Панна была, может быть, на пару лет старше Филиппа, но очень красива и свежа, а смела и решительна, как никто. Была воспитана на дворе, знающая досконально всех и слабости каждого, обращалась здесь с большой свободой. Почему ей скромный и незаметный пан Филипп попал в око – трудно объяснить, быть может, именно законом контраста, потому что был таким несмелым, как она отважной, даже до бахвальства. Кажется, что она первая приблизилась, познакомилась и подбодрила Понятовского, не выпуская его уже из глаз и, очевидно, заботясь о нём.
Филипп был ей чрезмерно благодарен и, естественно, должен был влюбиться, так как панна Моника была кокетлива, а обаяния ей было не занимать. Рассказывали несколько раз, что на ней хотели жениться и собирались, но всегда в итоге как-то этот брак срывался.
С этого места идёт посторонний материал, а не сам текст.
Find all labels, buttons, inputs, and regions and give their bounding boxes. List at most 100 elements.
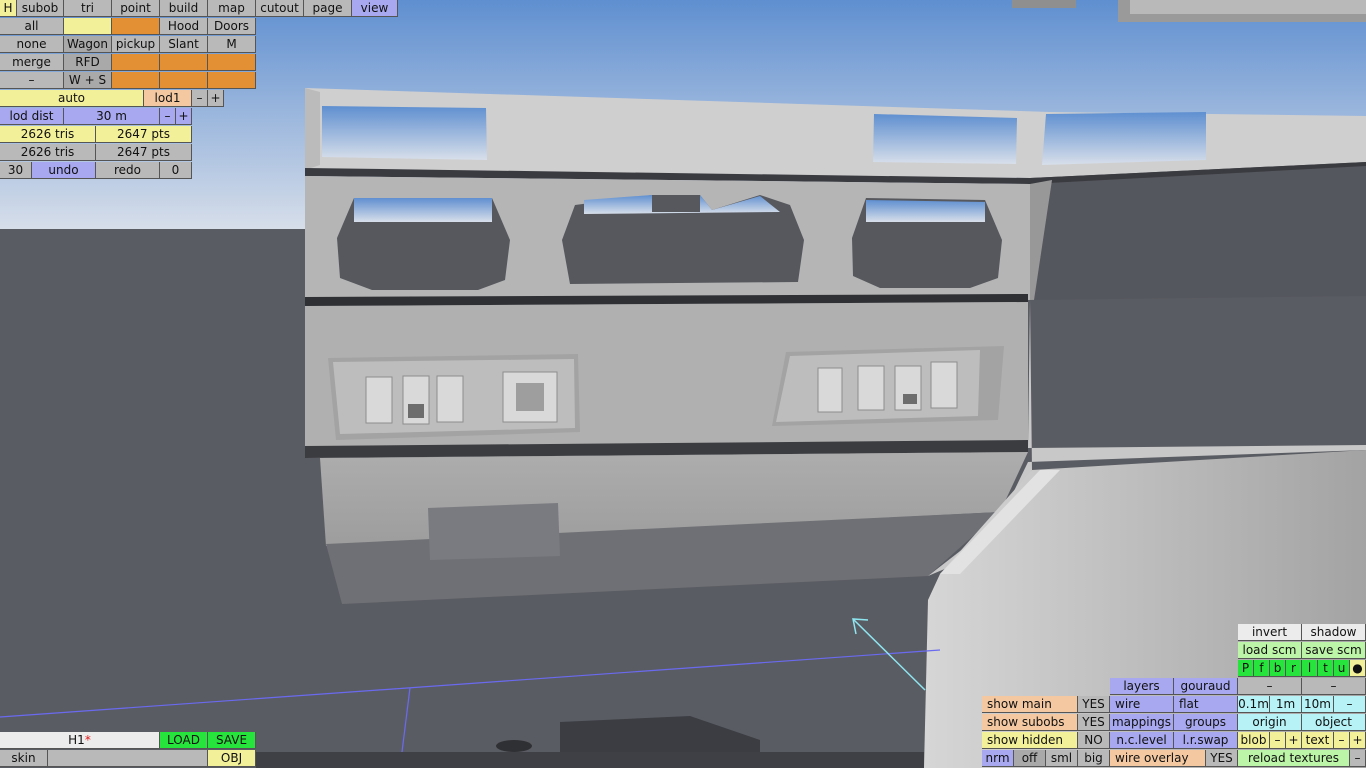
select-slot-button[interactable] bbox=[208, 72, 256, 89]
view-key-b[interactable]: b bbox=[1270, 660, 1286, 677]
w-s-button[interactable]: W + S bbox=[64, 72, 112, 89]
invert-button[interactable]: invert bbox=[1238, 624, 1302, 641]
grid-1m-button[interactable]: 1m bbox=[1270, 696, 1302, 713]
view-key-l[interactable]: l bbox=[1302, 660, 1318, 677]
lod-dist-minus-button[interactable]: – bbox=[160, 108, 176, 125]
obj-button[interactable]: OBJ bbox=[208, 750, 256, 767]
blob-button[interactable]: blob bbox=[1238, 732, 1270, 749]
undo-button[interactable]: undo bbox=[32, 162, 96, 179]
file-name[interactable]: H1* bbox=[0, 732, 160, 749]
show-main-button[interactable]: show main bbox=[982, 696, 1078, 713]
skin-field[interactable] bbox=[48, 750, 208, 767]
tab-build[interactable]: build bbox=[160, 0, 208, 17]
show-subobs-value[interactable]: YES bbox=[1078, 714, 1110, 731]
groups-button[interactable]: groups bbox=[1174, 714, 1238, 731]
tab-tri[interactable]: tri bbox=[64, 0, 112, 17]
lod-mode-button[interactable]: auto bbox=[0, 90, 144, 107]
show-hidden-button[interactable]: show hidden bbox=[982, 732, 1078, 749]
lod-dist-plus-button[interactable]: + bbox=[176, 108, 192, 125]
select-none-button[interactable]: none bbox=[0, 36, 64, 53]
pts-count-total: 2647 pts bbox=[96, 144, 192, 161]
show-subobs-button[interactable]: show subobs bbox=[982, 714, 1078, 731]
reload-textures-button[interactable]: reload textures bbox=[1238, 750, 1350, 767]
wire-button[interactable]: wire bbox=[1110, 696, 1174, 713]
tris-count-total: 2626 tris bbox=[0, 144, 96, 161]
wire-overlay-value[interactable]: YES bbox=[1206, 750, 1238, 767]
view-key-r[interactable]: r bbox=[1286, 660, 1302, 677]
wire-overlay-button[interactable]: wire overlay bbox=[1110, 750, 1206, 767]
select-slot-button[interactable] bbox=[112, 72, 160, 89]
size-big-button[interactable]: big bbox=[1078, 750, 1110, 767]
select-slot-button[interactable] bbox=[208, 54, 256, 71]
layers-button[interactable]: layers bbox=[1110, 678, 1174, 695]
redo-count: 0 bbox=[160, 162, 192, 179]
lr-swap-button[interactable]: l.r.swap bbox=[1174, 732, 1238, 749]
grid-10m-button[interactable]: 10m bbox=[1302, 696, 1334, 713]
save-button[interactable]: SAVE bbox=[208, 732, 256, 749]
size-off-button[interactable]: off bbox=[1014, 750, 1046, 767]
tab-subob[interactable]: subob bbox=[17, 0, 64, 17]
flat-button[interactable]: flat bbox=[1174, 696, 1238, 713]
lod-dist-value[interactable]: 30 m bbox=[64, 108, 160, 125]
slant-button[interactable]: Slant bbox=[160, 36, 208, 53]
wagon-button[interactable]: Wagon bbox=[64, 36, 112, 53]
select-slot-button[interactable] bbox=[112, 18, 160, 35]
tab-view[interactable]: view bbox=[352, 0, 398, 17]
view-key-u[interactable]: u bbox=[1334, 660, 1350, 677]
show-main-value[interactable]: YES bbox=[1078, 696, 1110, 713]
origin-button[interactable]: origin bbox=[1238, 714, 1302, 731]
rfd-button[interactable]: RFD bbox=[64, 54, 112, 71]
blob-minus-button[interactable]: – bbox=[1270, 732, 1286, 749]
grid-minus-button[interactable]: – bbox=[1334, 696, 1366, 713]
gouraud-button[interactable]: gouraud bbox=[1174, 678, 1238, 695]
grid-0-1m-button[interactable]: 0.1m bbox=[1238, 696, 1270, 713]
tab-cutout[interactable]: cutout bbox=[256, 0, 304, 17]
dot-icon[interactable]: ● bbox=[1350, 660, 1366, 677]
text-plus-button[interactable]: + bbox=[1350, 732, 1366, 749]
select-slot-button[interactable] bbox=[160, 72, 208, 89]
tab-point[interactable]: point bbox=[112, 0, 160, 17]
m-button[interactable]: M bbox=[208, 36, 256, 53]
dash-button[interactable]: – bbox=[1238, 678, 1302, 695]
load-scm-button[interactable]: load scm bbox=[1238, 642, 1302, 659]
tab-page[interactable]: page bbox=[304, 0, 352, 17]
viewport-3d[interactable] bbox=[0, 0, 1366, 768]
object-button[interactable]: object bbox=[1302, 714, 1366, 731]
view-key-t[interactable]: t bbox=[1318, 660, 1334, 677]
text-button[interactable]: text bbox=[1302, 732, 1334, 749]
tab-map[interactable]: map bbox=[208, 0, 256, 17]
select-slot-button[interactable] bbox=[160, 54, 208, 71]
lod-plus-button[interactable]: + bbox=[208, 90, 224, 107]
size-nrm-button[interactable]: nrm bbox=[982, 750, 1014, 767]
pts-count: 2647 pts bbox=[96, 126, 192, 143]
modified-mark: * bbox=[84, 733, 91, 747]
save-scm-button[interactable]: save scm bbox=[1302, 642, 1366, 659]
select-all-button[interactable]: all bbox=[0, 18, 64, 35]
text-minus-button[interactable]: – bbox=[1334, 732, 1350, 749]
load-button[interactable]: LOAD bbox=[160, 732, 208, 749]
doors-button[interactable]: Doors bbox=[208, 18, 256, 35]
lod-minus-button[interactable]: – bbox=[192, 90, 208, 107]
lod-level-button[interactable]: lod1 bbox=[144, 90, 192, 107]
h-button[interactable]: H bbox=[0, 0, 17, 17]
view-key-p[interactable]: P bbox=[1238, 660, 1254, 677]
hood-button[interactable]: Hood bbox=[160, 18, 208, 35]
select-slot-button[interactable] bbox=[112, 54, 160, 71]
lod-dist-label: lod dist bbox=[0, 108, 64, 125]
redo-button[interactable]: redo bbox=[96, 162, 160, 179]
skin-button[interactable]: skin bbox=[0, 750, 48, 767]
tris-count: 2626 tris bbox=[0, 126, 96, 143]
minus-button[interactable]: – bbox=[0, 72, 64, 89]
blob-plus-button[interactable]: + bbox=[1286, 732, 1302, 749]
select-slot-button[interactable] bbox=[64, 18, 112, 35]
pickup-button[interactable]: pickup bbox=[112, 36, 160, 53]
view-key-f[interactable]: f bbox=[1254, 660, 1270, 677]
size-sml-button[interactable]: sml bbox=[1046, 750, 1078, 767]
reload-minus-button[interactable]: – bbox=[1350, 750, 1366, 767]
mappings-button[interactable]: mappings bbox=[1110, 714, 1174, 731]
nc-level-button[interactable]: n.c.level bbox=[1110, 732, 1174, 749]
show-hidden-value[interactable]: NO bbox=[1078, 732, 1110, 749]
dash-button[interactable]: – bbox=[1302, 678, 1366, 695]
shadow-button[interactable]: shadow bbox=[1302, 624, 1366, 641]
merge-button[interactable]: merge bbox=[0, 54, 64, 71]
Филипп о женитьбе не помышлял, но не мог, несмотря на это, равнодушным быть к чарам панны Моники. Увидев её издалека стоящую на крыльце или в саду, бежал Русин что есть духу, дабы хоть поздороваться с ней, поклониться, и слово какое поведать. Он не имел от неё тайн, а если бы даже хотел, не смог бы их удержать, так ловко она из него добыть их умела. Был это её верный слуга, которого она использовала в самых разнообразных случаях, где и как ей было нужно.
После конференции с Шерейкой, первая мысль, какая пришла Понятовскому, была: довериться и посоветоваться с панной Моникой, но так как Шерейко рекомендовал ему не открываться никому, Филипп боялся, чтобы ему порядка кто не нарушил; наконец он припомнил, что женщины бывают долгоязычные, и решил молчать.
С этим решением нужно было избежать встречи с панной Моникой, так как сам он знал, что она прочитает по лицу, что он что-то скрывает, а потом легонько его принудит к исповеди. Поэтому он сказал себе, что будет избегать панны и обходить её сколько возможно, хотя было ему от этого очень тоскливо.
Простодушное создание, Филипп льстил себе, что сумеет с собой сделать, что захочет, ничуть не сомневался, что, решив исчезнуть с глаз панны Моники, исполнит это. Как-то в течении пары дней не показывался он ни в саду, ни во дворе, где мог бы с ней встретиться. Ему становилось скучно; он утешался тем, что для великой цели нужно уметь выстрадать, а не могло это всё-таки продолжаться вечно.